Yes, if a black body absorbs all the radiation incident upon it and emits radiation according to its temperature, it will re-emit all the heat supplied to it through radiation and eventually reach a thermal equilibrium where the amount of absorbed and emitted energy is equal. In this equilibrium state, the black body will maintain a constant temperature.
A black body is an idealized concept in physics that absorbs all incident radiation, regardless of the wavelength or frequency. It is also a perfect emitter, meaning it radiates energy at all wavelengths according to its temperature. The relationship between the temperature of a black body and the amount of radiation it emits is described by Planck's law and the Stefan-Boltzmann law.
When a black body absorbs radiation, it converts the energy of the absorbed photons into internal energy, raising its temperature. Subsequently, it emits radiation based on its new temperature. The rate of energy absorption and emission will balance out when the black body reaches thermal equilibrium.

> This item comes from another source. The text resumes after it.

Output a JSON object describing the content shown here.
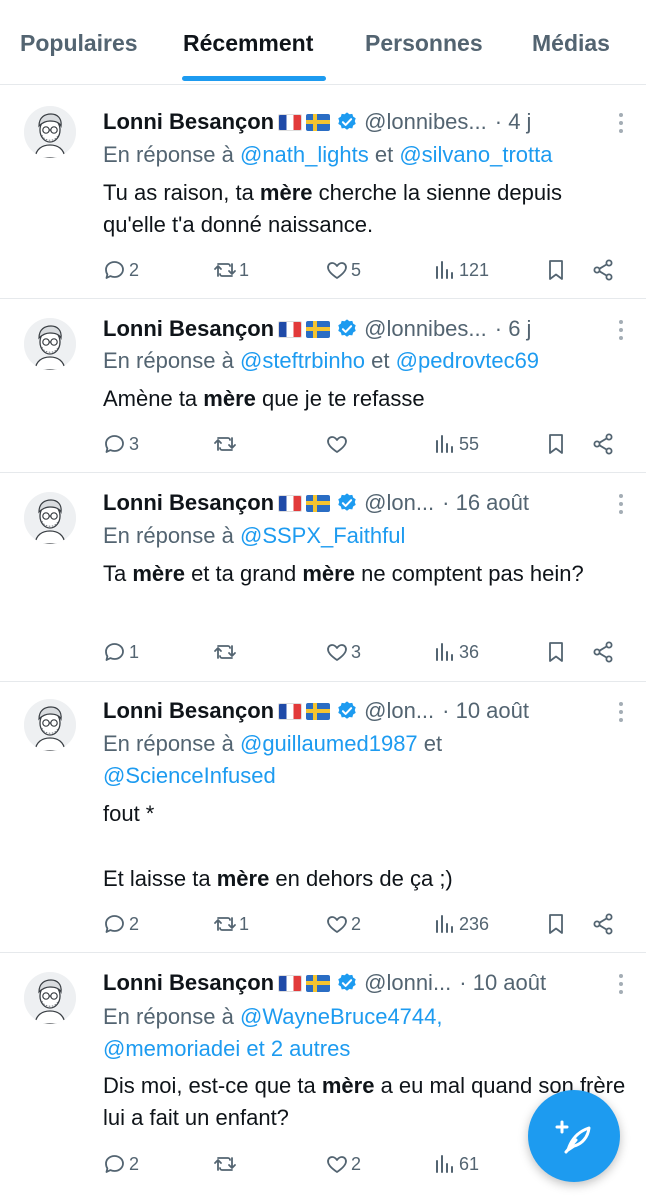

If the heat supplied to a black body is solely through radiation, and the black body absorbs all the incident radiation, then it will indeed re-emit all the heat supplied. The temperature of the black body will stabilize once the absorbed energy matches the emitted energy, resulting in a steady temperature.
It's worth noting that in practical situations, real objects may not behave as perfect black bodies. They may have varying degrees of reflectivity or emissivity at different wavelengths. Therefore, the energy absorption and emission characteristics might differ. However, the concept of thermal equilibrium and the exchange of energy through radiation still hold true.